Chiquita’s onto her third feeding of the day – and someone’s got to do it, right?

“She’s pretty adorable,” say both Umpstead and fellow keeper Sara Mattison. The tamandua pup, born August 18, is now getting five feedings a day, with five keepers taking turns. And it’s paying off.

Chiquita the tamandua pup.
Chiquita the tamandua pup.

Chiquita was born premature and underweight, needing round-the-clock keeper feeding. She now weighs in at 2.5 pounds, about the size of a small puppy – but far cuter, with an impossibly long tongue that pokes out as she sucks enthusiastically. Her limbs are solid and strong, with only a hint of baby wrinkles, and her two tiny ears stick out sideways like Yoda’s.

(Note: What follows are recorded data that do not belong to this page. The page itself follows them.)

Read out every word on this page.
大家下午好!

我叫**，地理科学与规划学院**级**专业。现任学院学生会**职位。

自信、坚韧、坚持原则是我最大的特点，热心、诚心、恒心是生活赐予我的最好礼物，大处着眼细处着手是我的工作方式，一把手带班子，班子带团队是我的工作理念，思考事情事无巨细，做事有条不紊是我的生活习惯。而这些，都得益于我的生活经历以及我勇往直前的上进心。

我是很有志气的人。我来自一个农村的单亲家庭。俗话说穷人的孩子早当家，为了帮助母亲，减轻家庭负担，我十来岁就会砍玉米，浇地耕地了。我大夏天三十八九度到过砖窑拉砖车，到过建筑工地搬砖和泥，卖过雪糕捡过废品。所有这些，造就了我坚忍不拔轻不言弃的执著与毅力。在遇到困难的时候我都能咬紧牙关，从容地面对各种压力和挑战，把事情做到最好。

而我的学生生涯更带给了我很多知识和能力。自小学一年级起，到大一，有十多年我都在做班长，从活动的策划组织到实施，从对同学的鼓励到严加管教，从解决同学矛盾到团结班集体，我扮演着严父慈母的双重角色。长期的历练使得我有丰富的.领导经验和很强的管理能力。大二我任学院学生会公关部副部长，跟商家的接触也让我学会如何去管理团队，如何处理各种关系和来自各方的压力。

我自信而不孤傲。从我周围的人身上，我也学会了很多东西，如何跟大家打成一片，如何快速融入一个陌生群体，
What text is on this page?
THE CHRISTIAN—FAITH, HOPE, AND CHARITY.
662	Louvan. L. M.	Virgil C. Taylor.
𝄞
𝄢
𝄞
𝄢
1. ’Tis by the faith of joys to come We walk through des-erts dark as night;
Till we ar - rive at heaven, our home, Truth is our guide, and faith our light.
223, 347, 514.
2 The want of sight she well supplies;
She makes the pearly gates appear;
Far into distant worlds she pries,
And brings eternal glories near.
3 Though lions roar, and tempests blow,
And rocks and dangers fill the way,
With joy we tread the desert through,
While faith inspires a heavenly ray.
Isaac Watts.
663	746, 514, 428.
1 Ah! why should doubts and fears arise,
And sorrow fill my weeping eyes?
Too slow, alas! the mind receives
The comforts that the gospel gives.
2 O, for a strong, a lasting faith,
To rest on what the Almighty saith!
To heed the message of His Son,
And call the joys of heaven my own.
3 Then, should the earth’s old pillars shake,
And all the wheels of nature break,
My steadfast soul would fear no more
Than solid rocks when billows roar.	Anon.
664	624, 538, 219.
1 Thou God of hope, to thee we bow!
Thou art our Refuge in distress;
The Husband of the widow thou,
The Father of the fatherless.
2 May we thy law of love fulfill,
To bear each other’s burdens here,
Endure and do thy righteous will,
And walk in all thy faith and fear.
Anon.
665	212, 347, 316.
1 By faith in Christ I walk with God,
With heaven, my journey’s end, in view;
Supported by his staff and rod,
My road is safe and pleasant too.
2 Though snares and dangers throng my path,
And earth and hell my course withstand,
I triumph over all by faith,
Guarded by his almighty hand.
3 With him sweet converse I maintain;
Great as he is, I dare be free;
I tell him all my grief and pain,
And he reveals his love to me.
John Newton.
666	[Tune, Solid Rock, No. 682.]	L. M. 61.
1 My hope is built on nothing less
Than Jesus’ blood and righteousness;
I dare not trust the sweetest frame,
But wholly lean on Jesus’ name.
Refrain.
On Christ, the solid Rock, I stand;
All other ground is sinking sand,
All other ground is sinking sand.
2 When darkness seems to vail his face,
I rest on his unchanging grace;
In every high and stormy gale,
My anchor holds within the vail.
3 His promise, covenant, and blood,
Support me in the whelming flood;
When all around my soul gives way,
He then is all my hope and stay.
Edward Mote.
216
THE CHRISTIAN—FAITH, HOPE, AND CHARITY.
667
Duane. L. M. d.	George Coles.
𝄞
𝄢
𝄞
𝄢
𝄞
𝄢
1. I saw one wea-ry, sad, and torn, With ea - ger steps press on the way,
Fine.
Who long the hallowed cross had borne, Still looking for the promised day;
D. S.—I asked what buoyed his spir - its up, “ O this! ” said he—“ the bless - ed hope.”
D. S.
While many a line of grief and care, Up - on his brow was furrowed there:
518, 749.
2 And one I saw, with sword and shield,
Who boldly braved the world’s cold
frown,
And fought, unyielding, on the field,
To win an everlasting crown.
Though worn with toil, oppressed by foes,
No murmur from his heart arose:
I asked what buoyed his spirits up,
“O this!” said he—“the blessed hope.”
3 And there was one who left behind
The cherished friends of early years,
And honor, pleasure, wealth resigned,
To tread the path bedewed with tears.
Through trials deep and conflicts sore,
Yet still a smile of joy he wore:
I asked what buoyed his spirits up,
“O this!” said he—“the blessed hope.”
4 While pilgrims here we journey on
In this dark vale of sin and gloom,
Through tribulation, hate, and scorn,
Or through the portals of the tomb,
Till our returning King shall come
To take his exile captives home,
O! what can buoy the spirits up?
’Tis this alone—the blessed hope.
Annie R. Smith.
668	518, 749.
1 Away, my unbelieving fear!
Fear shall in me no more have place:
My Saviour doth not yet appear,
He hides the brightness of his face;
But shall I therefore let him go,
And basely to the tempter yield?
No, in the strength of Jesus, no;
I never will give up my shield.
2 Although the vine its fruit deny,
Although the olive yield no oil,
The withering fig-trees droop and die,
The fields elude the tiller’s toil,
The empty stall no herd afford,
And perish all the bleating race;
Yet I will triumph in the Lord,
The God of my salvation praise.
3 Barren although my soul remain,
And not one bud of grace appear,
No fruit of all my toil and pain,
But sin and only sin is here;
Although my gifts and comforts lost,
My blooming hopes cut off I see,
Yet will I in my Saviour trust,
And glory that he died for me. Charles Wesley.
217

Southern tamanduas are a species of anteater, native to South America. Adults have that signature white fur with a black “vest” and yellow neck, to blend in with the dappled tree canopy where they spend most of their time foraging or sleeping.

Born hairless, Chiquita has grown a soft, downy coat of gray-brown fur, with a golden stripe down her back. She’s been clinging strongly to mom Terra since birth, as baby tamanduas do in the wild as their mother climbs trees. Now she’s also growing long, curved claws, to grip even better, and her tail – gray, with a tiny pink ring – curls around Umpstead’s forearm.

tamandua tail
Chiquita the tamandua pup is getting stronger – including her tail.

Just inside, Terra’s completely unconcerned, munching with gusto on her favorite treat – avocado.

“Both tamanduas are doing really well,” says Mattison. “Chiquita just rides around on Terra’s back, or sleeps with her in the nest box.”
Keepers weigh the little pup daily, and the veterinary team checks in on her every week, although she hasn’t needed their help for a while now.

In fact, she’s getting more adventurous. As the pup finishes up her bottle, Umpstead scoops her up and pops her back in the nest box.

“Good job,” she tells the little tamandua.

And Chiquita pokes out the tip of her pale brown nose – just for a second.